Some of the necessary columns on this chart is the arrogance interval, which is the distinction between the high and low AFR confidence ranges calculated at 95%. The decrease the worth, the extra sure we’re of the AFR acknowledged. We like a confidence interval to be 0.5% or much less. When the arrogance interval is greater, that’s not essentially dangerous, it simply means we both want extra information or the info is considerably inconsistent.
The desk beneath incorporates simply these drive fashions which have a confidence interval of lower than 0.5%. We’ve sorted the listing by drive dimension after which by AFR.
The 4TB, 6TB, 8TB, and among the 12TB drive fashions are not in manufacturing. The HGST 12TB fashions particularly can nonetheless be discovered, however they’ve been relabeled as Western Digital and given alternate mannequin numbers. Whether or not they have materially modified internally shouldn’t be recognized, not less than to us.
One ultimate observe concerning the lifetime AFR information: you might need seen the AFR for the entire drives hasn’t modified a lot from quarter to quarter. It has vacillated between 1.39% to 1.45% % for the final two years. Principally, we’ve a number of drives with a number of time-in-service so it’s onerous to maneuver the needle up or down. Whereas the lifetime stats for particular person drive fashions will be very helpful, the lifetime AFR for all drives will most likely get much less and fewer attention-grabbing as we add an increasing number of drives. In fact, a couple of hundred thousand drives that by no means fail may arrive, so we are going to proceed to calculate and current the lifetime AFR.

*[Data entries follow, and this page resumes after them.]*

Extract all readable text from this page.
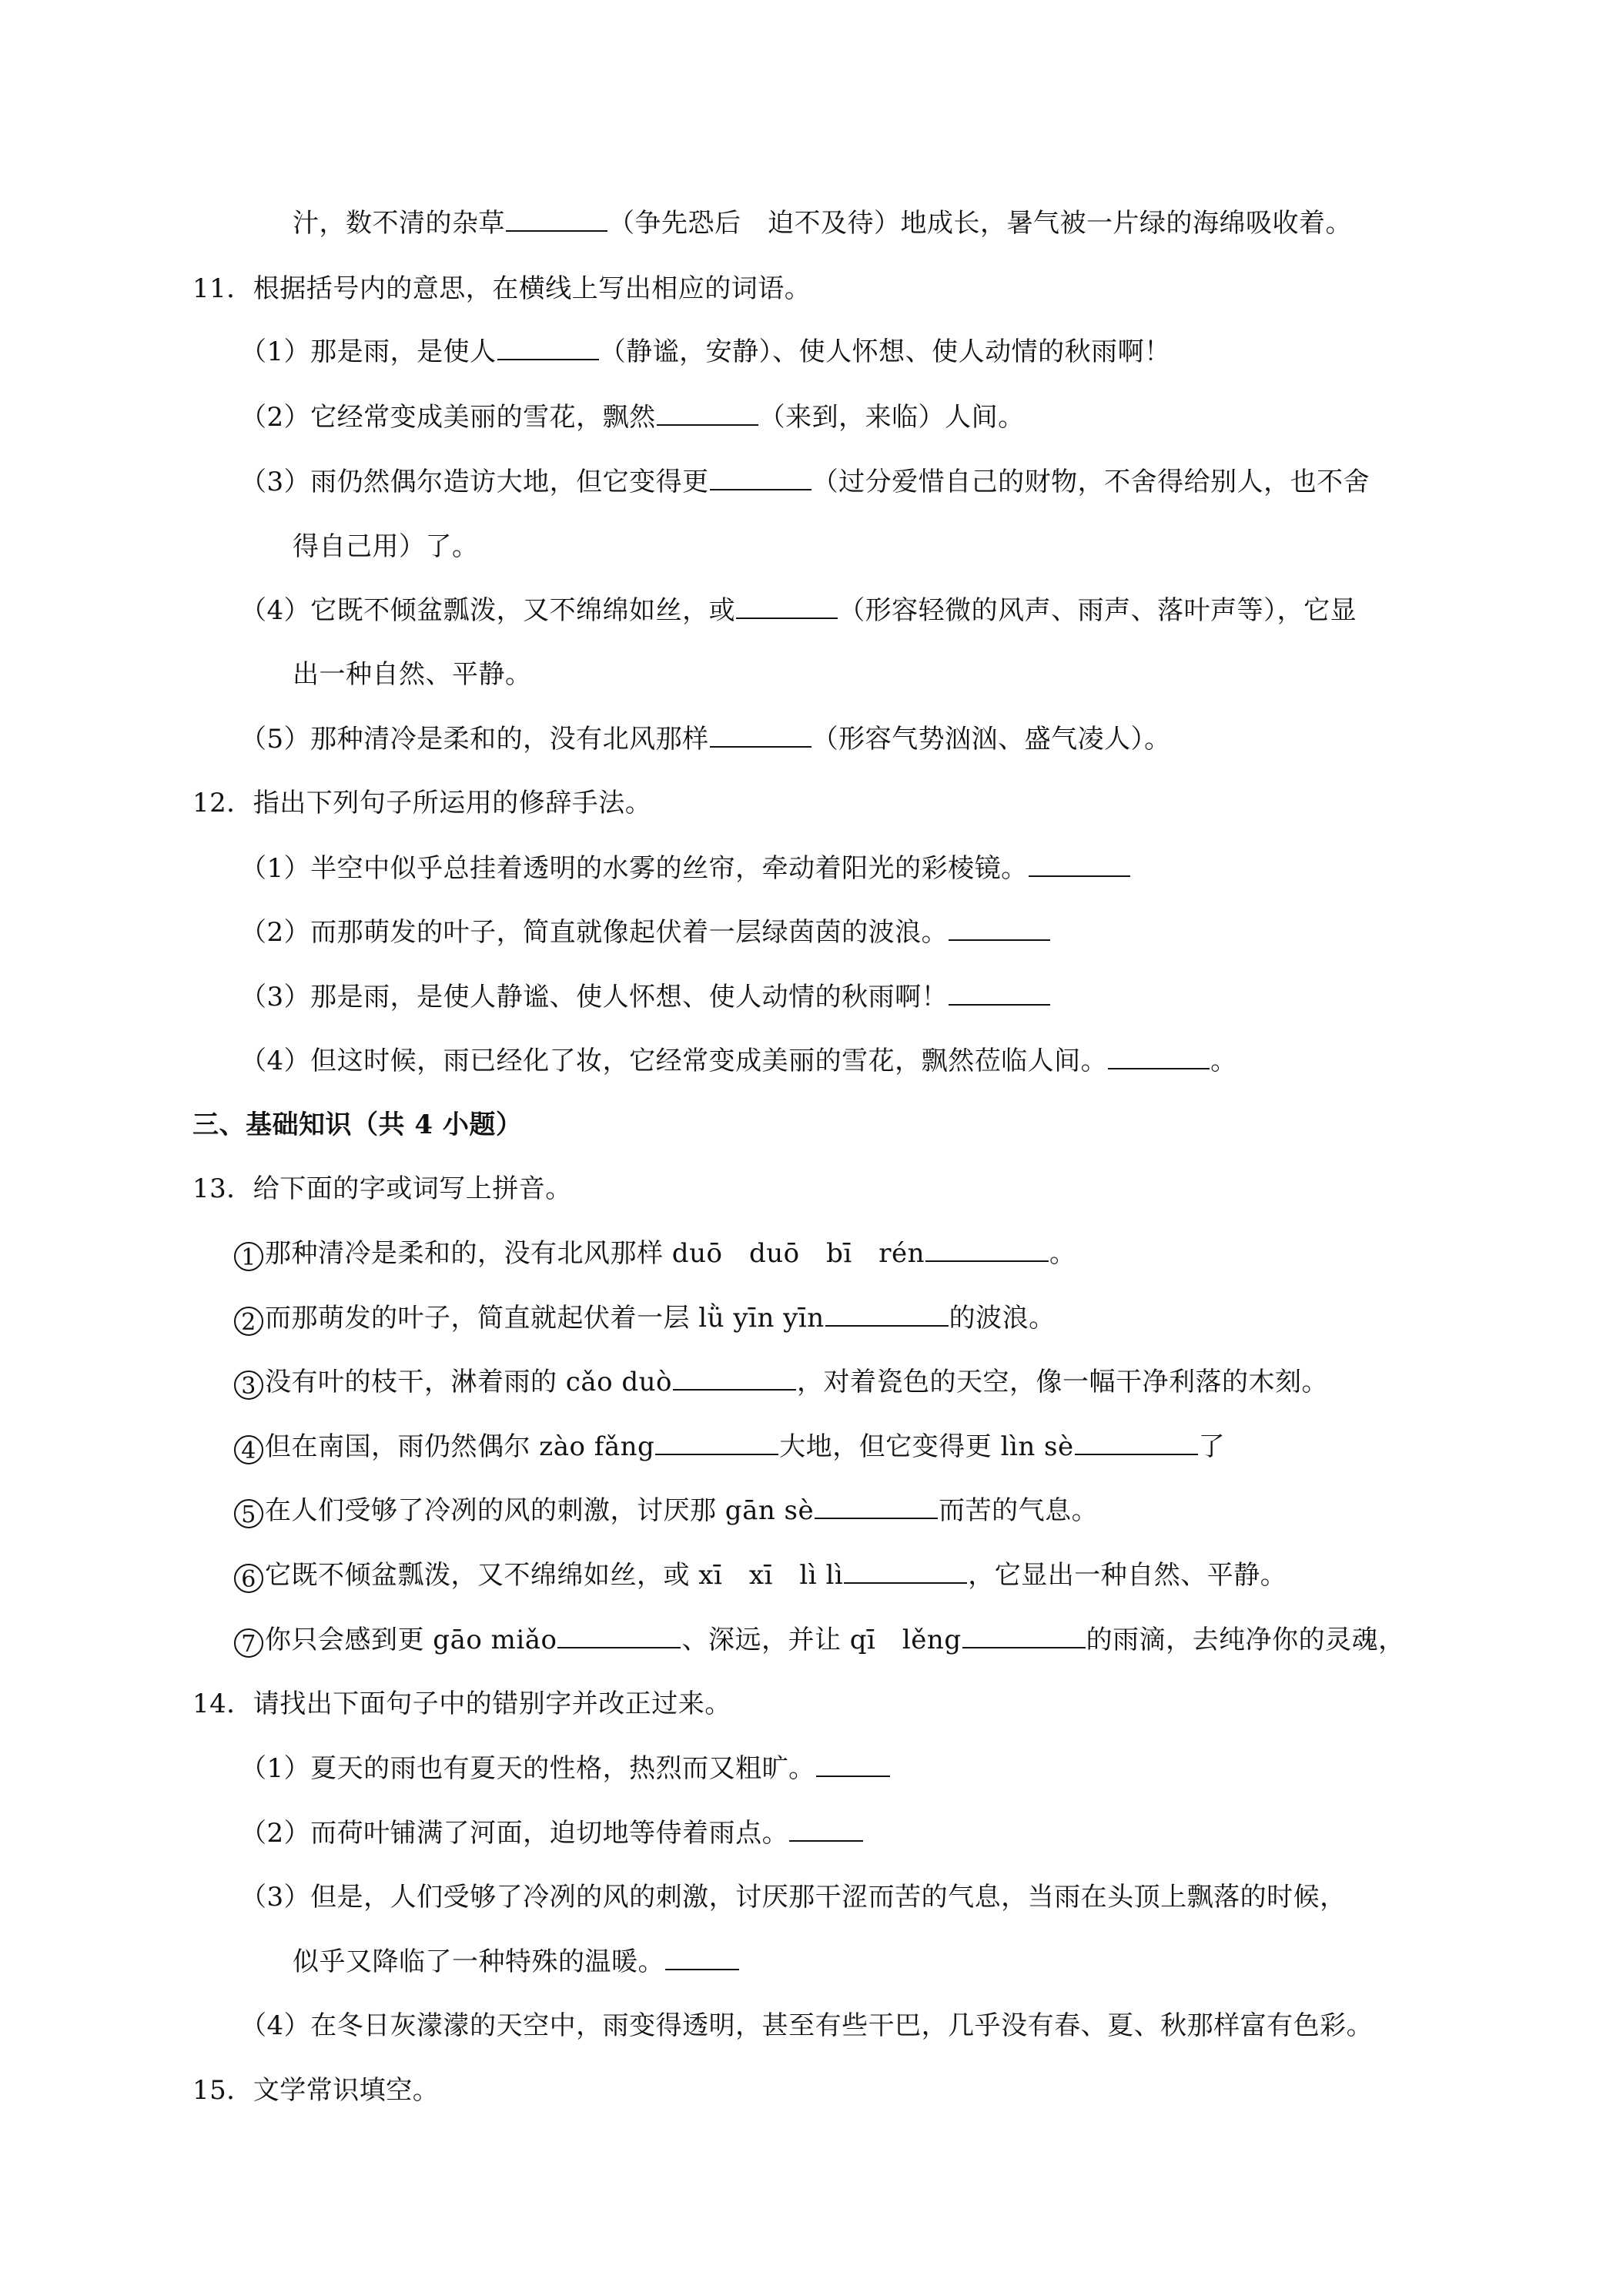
汁，数不清的杂草	（争先恐后　迫不及待）地成长，暑气被一片绿的海绵吸收着。
11．根据括号内的意思，在横线上写出相应的词语。
（1）那是雨，是使人	（静谧，安静）、使人怀想、使人动情的秋雨啊！
（2）它经常变成美丽的雪花，飘然	（来到，来临）人间。
（3）雨仍然偶尔造访大地，但它变得更	（过分爱惜自己的财物，不舍得给别人，也不舍
得自己用）了。
（4）它既不倾盆瓢泼，又不绵绵如丝，或	（形容轻微的风声、雨声、落叶声等），它显
出一种自然、平静。
（5）那种清冷是柔和的，没有北风那样	（形容气势汹汹、盛气凌人）。
12．指出下列句子所运用的修辞手法。
（1）半空中似乎总挂着透明的水雾的丝帘，牵动着阳光的彩棱镜。
（2）而那萌发的叶子，简直就像起伏着一层绿茵茵的波浪。
（3）那是雨，是使人静谧、使人怀想、使人动情的秋雨啊！
（4）但这时候，雨已经化了妆，它经常变成美丽的雪花，飘然莅临人间。	。
三、基础知识（共 4 小题）
13．给下面的字或词写上拼音。
1 那种清冷是柔和的，没有北风那样 duō　duō　bī　rén	。
2 而那萌发的叶子，简直就起伏着一层 lǜ yīn yīn	的波浪。
3 没有叶的枝干，淋着雨的 cǎo duò	，对着瓷色的天空，像一幅干净利落的木刻。
4 但在南国，雨仍然偶尔 zào fǎng	大地，但它变得更 lìn sè	了
5 在人们受够了冷冽的风的刺激，讨厌那 gān sè	而苦的气息。
6 它既不倾盆瓢泼，又不绵绵如丝，或 xī　xī　lì lì	，它显出一种自然、平静。
7 你只会感到更 gāo miǎo	、深远，并让 qī　lěng	的雨滴，去纯净你的灵魂，
14．请找出下面句子中的错别字并改正过来。
（1）夏天的雨也有夏天的性格，热烈而又粗旷。
（2）而荷叶铺满了河面，迫切地等侍着雨点。
（3）但是，人们受够了冷冽的风的刺激，讨厌那干涩而苦的气息，当雨在头顶上飘落的时候，
似乎又降临了一种特殊的温暖。
（4）在冬日灰濛濛的天空中，雨变得透明，甚至有些干巴，几乎没有春、夏、秋那样富有色彩。
15．文学常识填空。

The Onerous Drive Stats Knowledge
The entire information set used to create the data used on this assessment is accessible on our Hard Drive Stats Data webpage. You possibly can obtain and use this information without cost in your personal objective. All we ask are three issues: 1) you cite Backblaze because the supply in the event you use the info, 2) you settle for that you’re solely answerable for how you employ the info, and three) you don’t promote this information to anybody; it’s free.
Good luck and tell us in the event you discover something attention-grabbing.